The new anthem titled “Glory to Hong Kong” is being sung in unison in malls, universities and even at a soccer match in Hong Kong.
The Anthem roughly translates to the following: “For all the tears on our land, do you feel the rage in our cities...
Revolution of our time!... For righteousness! Democracy and Liberty, wish them long last here, for the Glory of Hong Kong.”
What is the background?
The protests in Hong Kong have reached the third month now and have evolved into multiple forms in the past weeks. “Reclaim Hong Kong, Revolution of our times,” has become the slogan of the protests. What started as an anti-extradition bill protest has transformed into a who-provokes-whom first, movement. China has consciously taken a decision not to involve with the protests directly.

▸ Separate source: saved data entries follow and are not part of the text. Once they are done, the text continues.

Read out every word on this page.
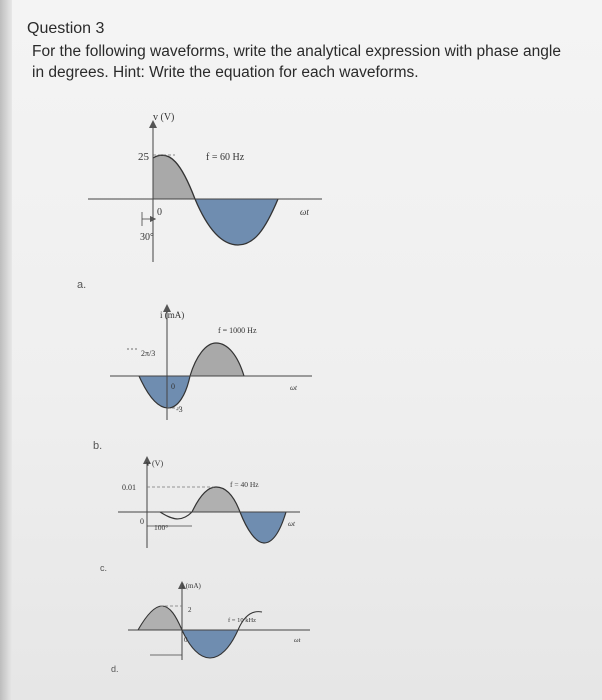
Question 3
For the following waveforms, write the analytical expression with phase angle in degrees. Hint: Write the equation for each waveforms.
a.
b.
c.
d.
v (V)
25	f = 60 Hz
0
30°
ωt
i (mA)
f = 1000 Hz
2π/3
0
-3
ωt
v (V)
0.01	f = 40 Hz
0
100°	ωt
i (mA)
2
f = 10 kHz
0	ωt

Mid-August, a Youtube video started gaining traction. Multiple versions – for example in English and Italian, immediately surfaced in the internet. On 11 September, a new video was uploaded to YouTube, showing the song being performed by an orchestra. The musicians were dressed in protest gear, including gas masks, hard hats, black T-shirts, in a dim dark room as if surrounded by tear gas.
Earlier this year, a legislation in mainland China made it an offence to insult the national anthem. The ongoing protests have made it impossible to pass that legislation either.
What does it mean?
The protests are evolving.
At the same time, not everyone is in unison. One columnist spoke about how residents in Hong Kong city are casually walking through the protests, passing by the barricaded subways and closed roads to address their everyday lives. Helpers are seen sitting on the streets and playing board games because of the shutdown of offices.
Third is the financial sustenance. The Youtube video itself for example, is not free to make and promote. The one released on 11 September seemed professionally made; which meant that there is an agency and promotional costs involved.
One cannot entirely rule out the fact that these songs, campaigns and messages might be an attempt at directly provoking Beijing. Would China retain its patience till the end? Or will the five demands be met?